A importante decisão levou em consideração a existência de uma situação fática – tal como vimos acima – como razão para se conceder o reconhecimento jurídico:

“Se a utilização do imóvel desrespeita o interesse público, isso continuará a acontecer independentemente do reconhecimento da prescrição aquisitiva. Eventual construção irregular, supressão de nascente ou risco à saúde pública continuarão a existir independentemente de o juiz, na sentença, deferir ou indeferir o pedido de usucapião, sendo certo que tais irregularidades devem ser corrigidas por remédios próprios, a cargo do Poder Público, pelo poder de polícia que lhe é inerente. A declaração da usucapião, vale dizer, é incapaz de causar prejuízo à ordem urbanística, sendo certo, da mesma forma, que o indeferimento do pedido de usucapião não é capaz, por si só, de evitar a utilização indevida da propriedade.”

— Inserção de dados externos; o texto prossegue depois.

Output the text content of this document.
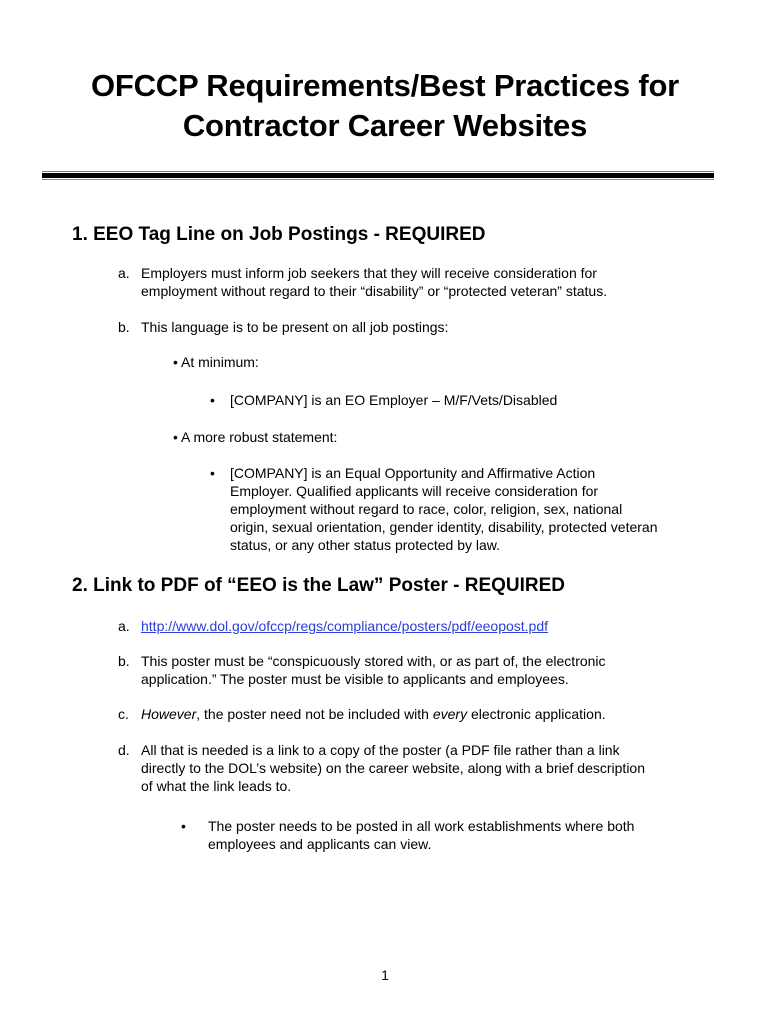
OFCCP Requirements/Best Practices for
Contractor Career Websites
1. EEO Tag Line on Job Postings - REQUIRED
a. Employers must inform job seekers that they will receive consideration for
employment without regard to their “disability” or “protected veteran” status.
b. This language is to be present on all job postings:
• At minimum:
• [COMPANY] is an EO Employer – M/F/Vets/Disabled
• A more robust statement:
• [COMPANY] is an Equal Opportunity and Affirmative Action
Employer. Qualified applicants will receive consideration for
employment without regard to race, color, religion, sex, national
origin, sexual orientation, gender identity, disability, protected veteran
status, or any other status protected by law.
2. Link to PDF of “EEO is the Law” Poster - REQUIRED
a. http://www.dol.gov/ofccp/regs/compliance/posters/pdf/eeopost.pdf
b. This poster must be “conspicuously stored with, or as part of, the electronic
application.” The poster must be visible to applicants and employees.
c. However, the poster need not be included with every electronic application.
d. All that is needed is a link to a copy of the poster (a PDF file rather than a link
directly to the DOL’s website) on the career website, along with a brief description
of what the link leads to.
• The poster needs to be posted in all work establishments where both
employees and applicants can view.
1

Contudo, a decisão fez importantes ressalvas:

“Não se afirma, é importante frisar, que a usucapião constitui meio adequado para promover a regularização de loteamento clandestino (…) Sabe-se que o loteamento não se tornará regular pelo simples fato de a propriedade dos bens imóveis que o integram ter sido declarada judicialmente”.

3. Conclusões

Sem discutir o mérito do julgamento descrito, é certo que a existência de decisões judiciais díspares a respeito de um mesmo tema é um fator de “insegurança jurídica”. A pacificação da jurisprudência, seja em que sentido for, é sempre benéfica para a economia. No leading case ora tratado, decidiu-se pela possibilidade de usucapião ainda que em violação de normas legais.

Contudo, em outros casos podem existir particularidades que podem levar a decisões diferentes. Violações à legislação ambiental, por exemplo, é algo que pode vir a ser considerado.

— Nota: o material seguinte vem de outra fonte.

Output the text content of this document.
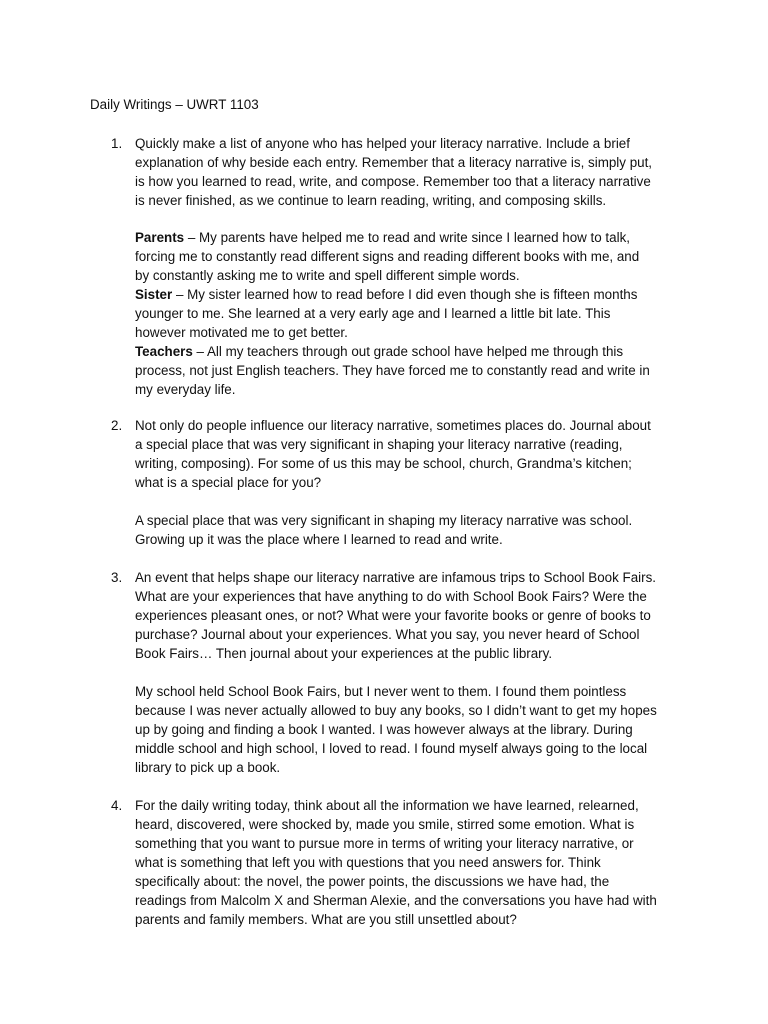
Daily Writings – UWRT 1103
1. Quickly make a list of anyone who has helped your literacy narrative. Include a brief
explanation of why beside each entry. Remember that a literacy narrative is, simply put,
is how you learned to read, write, and compose. Remember too that a literacy narrative
is never finished, as we continue to learn reading, writing, and composing skills.
Parents – My parents have helped me to read and write since I learned how to talk,
forcing me to constantly read different signs and reading different books with me, and
by constantly asking me to write and spell different simple words.
Sister – My sister learned how to read before I did even though she is fifteen months
younger to me. She learned at a very early age and I learned a little bit late. This
however motivated me to get better.
Teachers – All my teachers through out grade school have helped me through this
process, not just English teachers. They have forced me to constantly read and write in
my everyday life.
2. Not only do people influence our literacy narrative, sometimes places do. Journal about
a special place that was very significant in shaping your literacy narrative (reading,
writing, composing). For some of us this may be school, church, Grandma’s kitchen;
what is a special place for you?
A special place that was very significant in shaping my literacy narrative was school.
Growing up it was the place where I learned to read and write.
3. An event that helps shape our literacy narrative are infamous trips to School Book Fairs.
What are your experiences that have anything to do with School Book Fairs? Were the
experiences pleasant ones, or not? What were your favorite books or genre of books to
purchase? Journal about your experiences. What you say, you never heard of School
Book Fairs… Then journal about your experiences at the public library.
My school held School Book Fairs, but I never went to them. I found them pointless
because I was never actually allowed to buy any books, so I didn’t want to get my hopes
up by going and finding a book I wanted. I was however always at the library. During
middle school and high school, I loved to read. I found myself always going to the local
library to pick up a book.
4. For the daily writing today, think about all the information we have learned, relearned,
heard, discovered, were shocked by, made you smile, stirred some emotion. What is
something that you want to pursue more in terms of writing your literacy narrative, or
what is something that left you with questions that you need answers for. Think
specifically about: the novel, the power points, the discussions we have had, the
readings from Malcolm X and Sherman Alexie, and the conversations you have had with
parents and family members. What are you still unsettled about?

Pouco importa a nomenclatura utilizada para a posse de solo urbano em cada caso concreto, seja ela decorrente de fracionamento irregular, seja decorrente de posse inicialmente clandestina que se transformou em posse mansa e pacífica. A análise jurídica, por ocasião do julgamento de ação de usucapião ou de alegação de usucapião em ação reivindicatória, deve levar em consideração a existência de posse e suas mutações ao longo do tempo. Além disso, há casos em que a usucapião prescinde de justo título.

Essa questão é muito comum em ocupações por pessoas de baixa renda, nas quais a posse de áreas de propriedade de terceiros data de período logo. A solução jurídica para esses casos não decorre de uma preocupação social, no sentido de se proteger os menos favorecidos, embora isso possa ser fundamento para uma decisão judicial em razão de princípios constitucionais. A questão, no âmbito do direito civil, é singela: ou existe posse suscetível de usucapião ou não existe.

A possibilidade de usucapião decorrente de posse em áreas de propriedade privada em violação da legislação urbanística (direito administrativo) foi solucionada, de modo favorável aos possuidores. Resta, porém, uma questão importante a ser solucionada, no tocante às ocupações ou loteamentos irregulares situados em imóveis públicos ou de propriedade litigiosa com o Poder Público.

Sabemos que é vedada a usucapião em imóveis públicos. Há, porém, curioso precedente no sentido de inexistir presunção de que determinada gleba de terra seria terra devoluta, questão também tratada no nosso livro acima mencionado. Caso prevaleça o entendimento desse precedente, somado à decisão descrita neste artigo, a jurisprudência poderá avançar mais, no sentido de permitir até mesmo a usucapião em imóveis que, embora não sejam de propriedade privada, poderão ser usucapidos na hipótese de inexistência de prova que sejam terras devolutas.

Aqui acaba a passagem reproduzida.